Formerly blind Scottish woman can see again — but only moving objects
Milena Canning can see the steam rising from a cup of coffee. But she might not see the cup.
Or she can see her daughter’s ponytail bouncing when she walks, but when she turns around, nothing at all.
“She can be sitting right next to me and I’ll say to her, ‘Blink your eyes.’ And then when she starts to do that, I see her eyes blinking and I see her mouth moving when she’s talking to me.”
“I know where her chin and nose is but I don’t see it. I don’t see the full face.”
The 48-year-old woman from Scotland has a rare condition, called Riddoch syndrome, where a person who is otherwise blind can perceive objects in motion – but not if they’re stationary.
So while she might not see her husband sitting across the room, if she asks him to wave, “I see his hand. I see his arm go up and down, but I don’t see him sitting in that chair.”
It began in 1999 when she developed a respiratory infection. It was so severe that she was admitted to hospital and put into an induced coma. Over the course of the 52 days she was under, she suffered several strokes.
When she woke up, she realized she had lost her eyesight.
“As soon as I woke up, I actually shouted for my mom first and then my husband, and I did say to them, ‘I can’t see!’”
It was a scary experience, but a few months after she went home, she started to notice a change.
For her wedding anniversary, someone brought her a gift, sitting in a shiny gift bag. “As they put it down, I said, ‘Oh, what’s that there? I think I can see some colour.’”
She told the party she could see something green. “Everything just went silent. Nobody said anything because they thought I was imagining it. It was the gift bag someone had brought.”
She went to the doctors – she happened to be working for an ophthalmologist before she got ill – and they told her that her eyes were fine. But, they didn’t believe that she had suddenly begun seeing again after her stroke.
Finally, she got in touch with an ophthalmologist who had heard of cases where people could see only moving objects, and by chance, he mentioned her case to a group of researchers from Canada’s Western University at a conference.
They jumped at the chance to study Canning, and she agreed. “I think because they believed me. They believed in me.”
After years of tests and brain scans, the researchers finally published their results in May in the journal Neuropsychologia.
“With the functional MRI, we saw that even though she had some big holes in her brain about the size of a tennis ball in the parts of the brain that normally would process vision, there was still some tissue left in an area that responds to motion,” said Jody Culham, a neuropsychologist and professor at Western’s Brain and Mind Institute.
Essentially, the strokes had killed the parts of Canning’s brain that are used to understand visual information. But, they left intact parts that understand motion. So, over time, her brain learned to process some visual information using what she has left.

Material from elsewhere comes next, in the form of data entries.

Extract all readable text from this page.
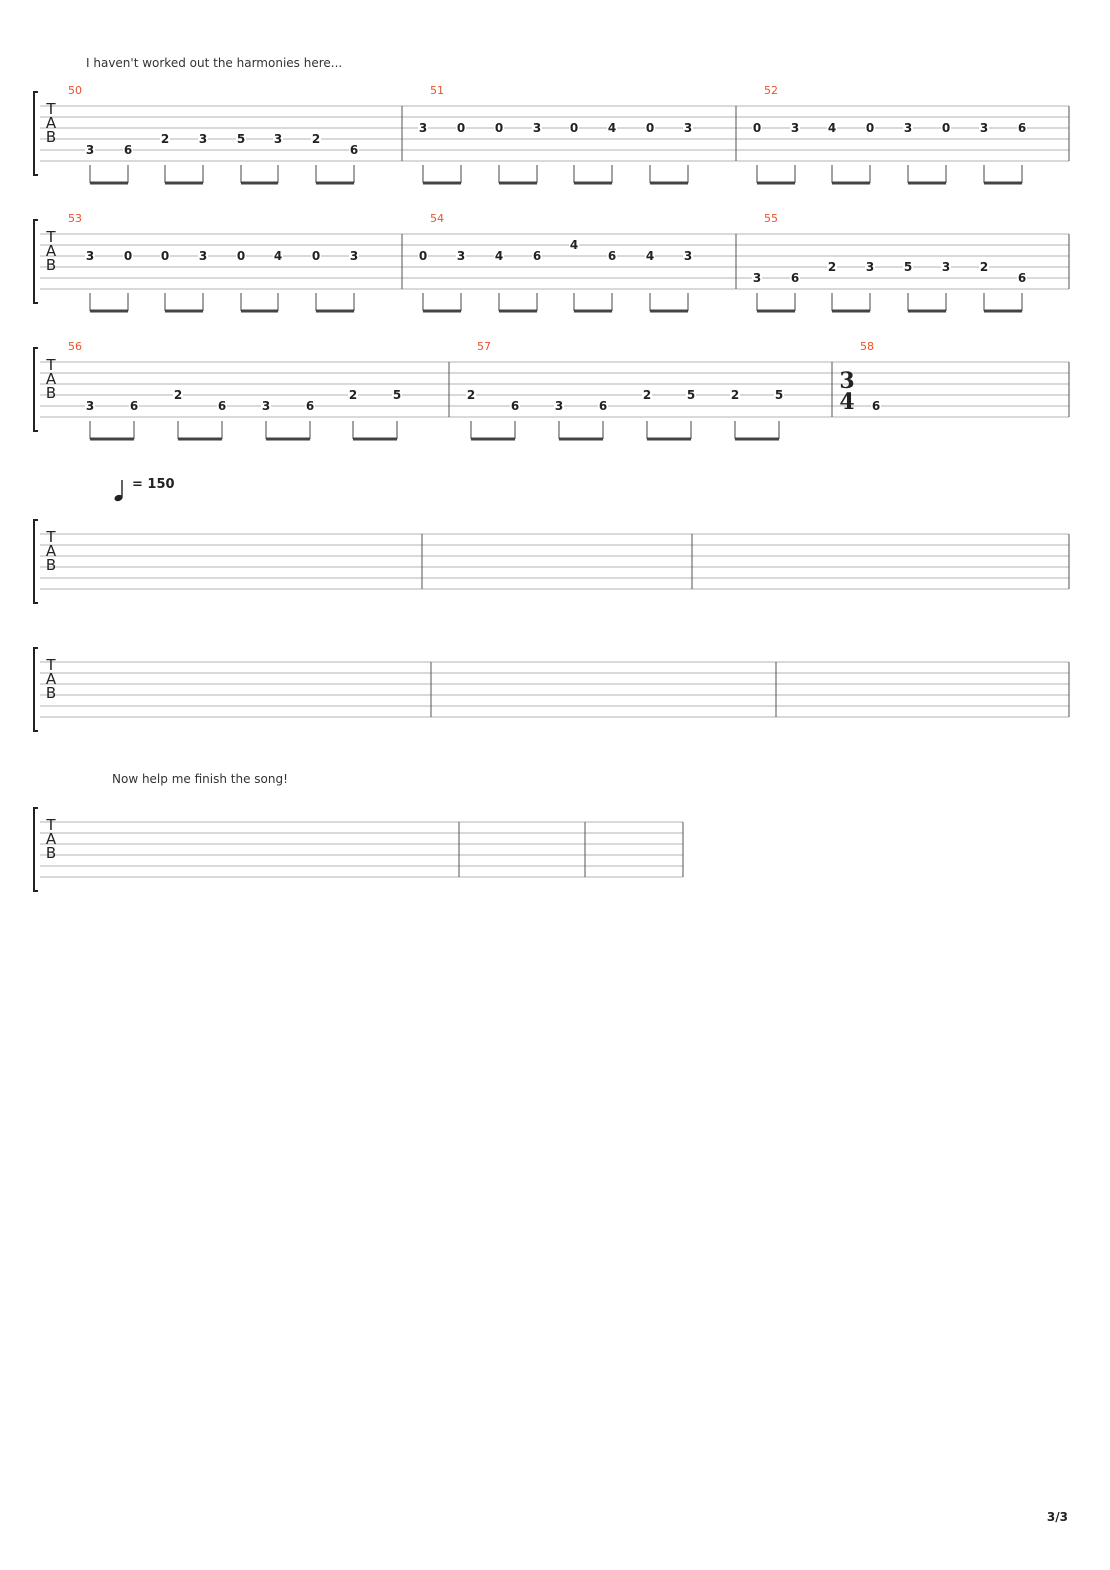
T
A
B
T
A
B
T
A
B
T
A
B
T
A
B
T
A
B
50
3 6
2 3 5 3 2
6
51
3 0 0 3 0 4 0 3
52
0 3 4 0 3 0 3 6
53
3 0 0 3 0 4 0 3
54
0 3 4 6
4
6 4 3
55
3 6
2 3 5 3 2
6
56
3	6
2
6	3	6
2	5
57
2
6	3	6
2	5	2	5
58
3
4 6
I haven't worked out the harmonies here...
= 150
Now help me finish the song!
3/3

“What we think has happened is that there’s some kind of side roads where visual information can also get into the brain and these side roads seem to have been preserved, perhaps even enhanced,” said Culham. So Canning can still get enough information to help her navigate a room or reach for objects.
The Scottish ophthalmologist’s recommendation to sit in a rocking chair, or take horseback riding lessons for the visually-impaired may have helped Canning’s brain make these connections, Culham thinks.
WATCH: Video posted by Western University about Canning’s case
And Canning’s vision has continued to improve. Looking around her living room during a telephone interview with Global News, she said that she was able to see the outlines of her coffee cup and remote control if she was close and stared intensely at them. “Over the years, they have discovered as well that I’m seeing outlines of things that are stationary as well.”
“It’s crazy what I can see and it’s frustrating what I can’t see.”
She hopes that she regains even more vision, but she’s happy that she now has some idea of what was causing her problems. “Thank goodness for the Canadians because I would have been totally in the dark.”
Her case sheds light on how the brain processes visual information and how it adapts to injury, said Culham. “Sometimes, even when one connection, in this case even a big connection is damaged, there seems to be some degree of plasticity where in some cases, other systems can take over.”
“Vision isn’t necessarily an all or none thing. It isn’t necessarily that someone is fully sighted or fully blind but there can be some aspects of vision impaired while others are preserved.”